Les Cuisines Gaspésiennes, de Matane, procèdent à un des investissements les plus importants de son histoire. En tout, 7,5 millions de dollars permettront de doubler la production et de créer des emplois.

Un texte de Jean-François Deschênes

Bientôt des équipements à la fine pointe de la technologie seront installés dans l’usine.
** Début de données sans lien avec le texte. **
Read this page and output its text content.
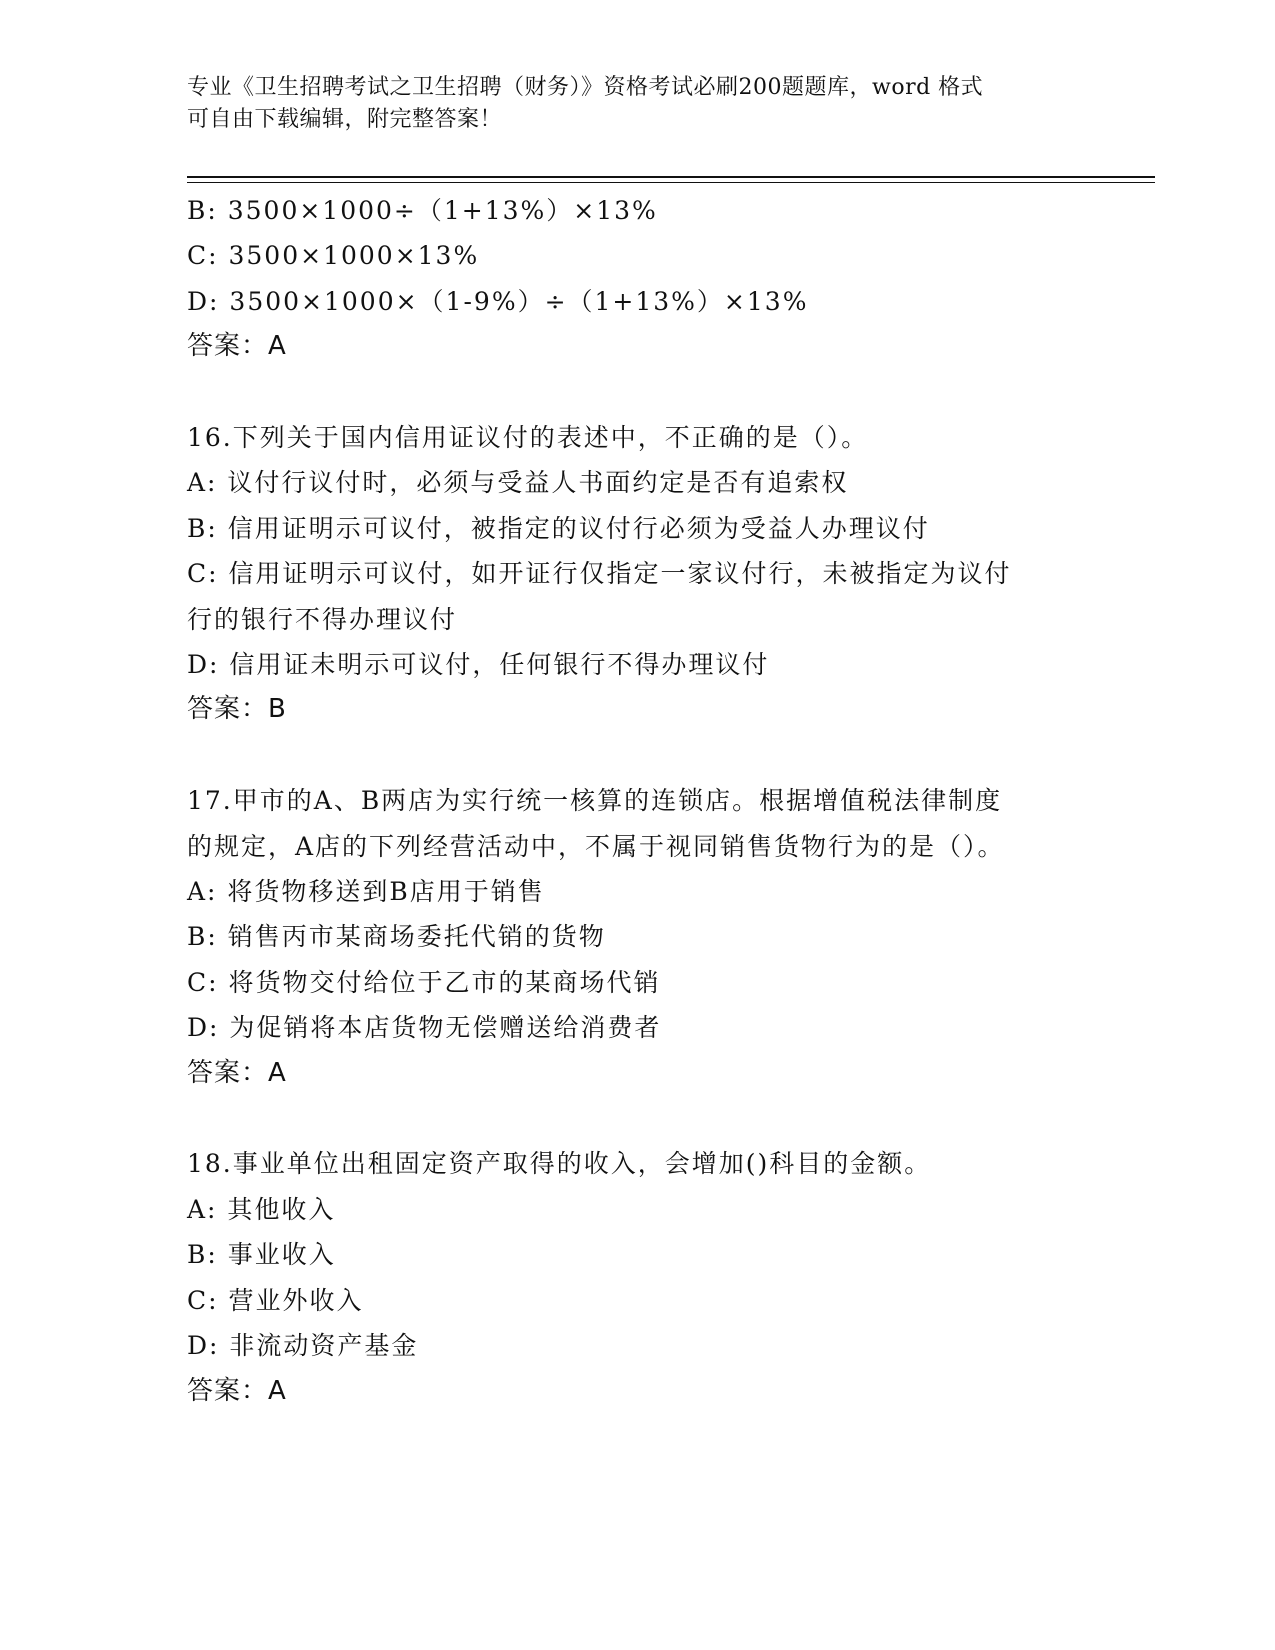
专业《卫生招聘考试之卫生招聘（财务）》资格考试必刷200题题库，word 格式
可自由下载编辑，附完整答案！
B: 3500×1000÷（1+13%）×13%
C: 3500×1000×13%
D: 3500×1000×（1-9%）÷（1+13%）×13%
答案：A
16.下列关于国内信用证议付的表述中，不正确的是（）。
A: 议付行议付时，必须与受益人书面约定是否有追索权
B: 信用证明示可议付，被指定的议付行必须为受益人办理议付
C: 信用证明示可议付，如开证行仅指定一家议付行，未被指定为议付
行的银行不得办理议付
D: 信用证未明示可议付，任何银行不得办理议付
答案：B
17.甲市的A、B两店为实行统一核算的连锁店。根据增值税法律制度
的规定，A店的下列经营活动中，不属于视同销售货物行为的是（）。
A: 将货物移送到B店用于销售
B: 销售丙市某商场委托代销的货物
C: 将货物交付给位于乙市的某商场代销
D: 为促销将本店货物无偿赠送给消费者
答案：A
18.事业单位出租固定资产取得的收入，会增加()科目的金额。
A: 其他收入
B: 事业收入
C: 营业外收入
D: 非流动资产基金
答案：A
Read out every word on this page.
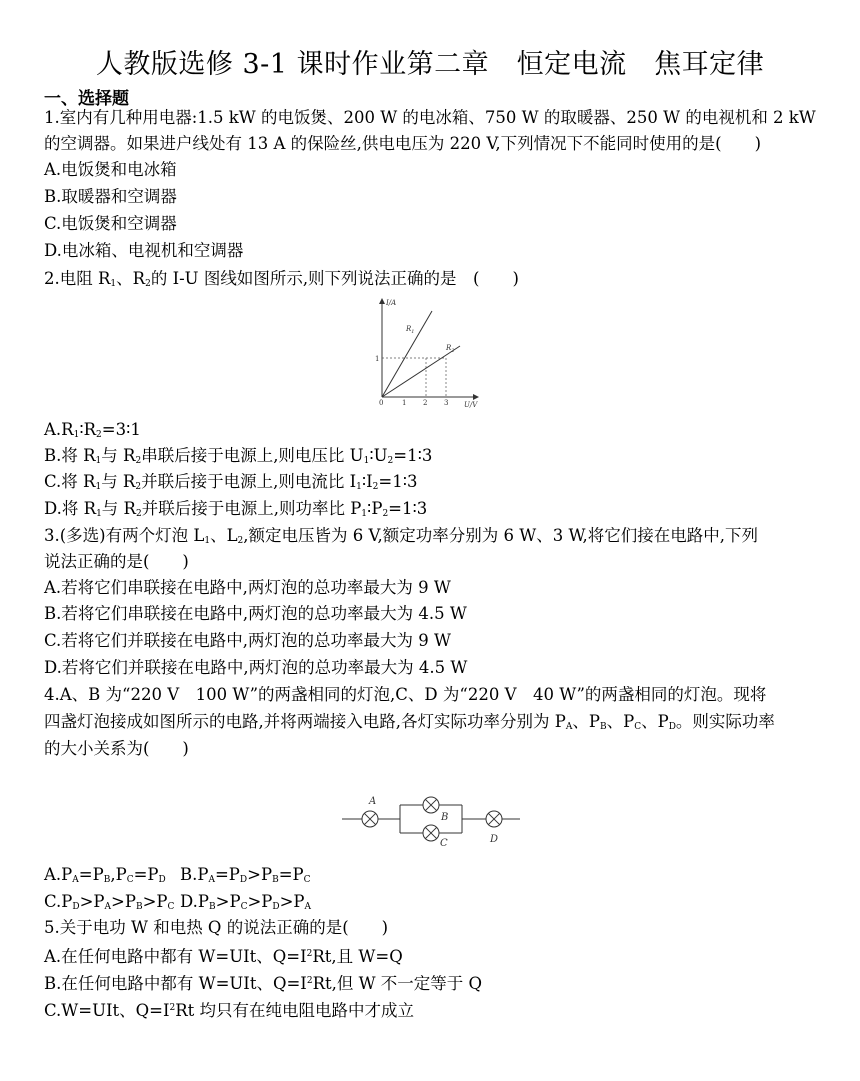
人教版选修 3-1 课时作业第二章　恒定电流　焦耳定律
一、选择题
1.室内有几种用电器:1.5 kW 的电饭煲、200 W 的电冰箱、750 W 的取暖器、250 W 的电视机和 2 kW
的空调器。如果进户线处有 13 A 的保险丝,供电电压为 220 V,下列情况下不能同时使用的是(　　)
A.电饭煲和电冰箱
B.取暖器和空调器
C.电饭煲和空调器
D.电冰箱、电视机和空调器
2.电阻 $R_1$、$R_2$的 I-U 图线如图所示,则下列说法正确的是　(　　)
I/A
U/V
0	1 2 3
1
$R_1$
$R_2$
$A.R_1∶R_2=3∶1$
B.将 $R_1$与 $R_2$串联后接于电源上,则电压比 $U_1∶U_2=1∶3$
C.将 $R_1$与 $R_2$并联后接于电源上,则电流比 $I_1∶I_2=1∶3$
D.将 $R_1$与 $R_2$并联后接于电源上,则功率比 $P_1∶P_2=1∶3$
3.(多选)有两个灯泡 $L_1$、$L_2$,额定电压皆为 6 V,额定功率分别为 6 W、3 W,将它们接在电路中,下列
说法正确的是(　　)
A.若将它们串联接在电路中,两灯泡的总功率最大为 9 W
B.若将它们串联接在电路中,两灯泡的总功率最大为 4.5 W
C.若将它们并联接在电路中,两灯泡的总功率最大为 9 W
D.若将它们并联接在电路中,两灯泡的总功率最大为 4.5 W
4.A、B 为“220 V　100 W”的两盏相同的灯泡,C、D 为“220 V　40 W”的两盏相同的灯泡。现将
四盏灯泡接成如图所示的电路,并将两端接入电路,各灯实际功率分别为 $P_A$、$P_B$、$P_C$、$P_D$。则实际功率
的大小关系为(　　)
A
B
C	D
$A.P_A=P_B,P_C=P_D$ $B.P_A=P_D>P_B=P_C$
$C.P_D>P_A>P_B>P_C$ $D.P_B>P_C>P_D>P_A$
5.关于电功 W 和电热 Q 的说法正确的是(　　)
A.在任何电路中都有 W=UIt、$Q=I^2Rt$,且 W=Q
B.在任何电路中都有 W=UIt、$Q=I^2Rt$,但 W 不一定等于 Q
C.W=UIt、$Q=I^2Rt$ 均只有在纯电阻电路中才成立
Ils faciliteront l'emballage et l'expédition de la cinquantaine de produits de charcuterie fabriqués à Matane et vendus partout au Québec ainsi que dans les Maritimes.

Le principal objectif pour le président-directeur général, Enrico Carpinteri, c’est augmenter la présence des produits gaspésiens sur le marché montréalais. « Plus on se rapproche de Montréal, moins on est présent et c’est presque la moitié de la population du Québec. On est capable d’accroître d’une façon très importante nos ventes. »

Il s'agit d'un investissement majeur pour l'entreprise familiale qui fêtera bientôt ses 40 ans.

Création d’emplois

À terme, 25 personnes s'ajouteront aux 140 employés de l'usine.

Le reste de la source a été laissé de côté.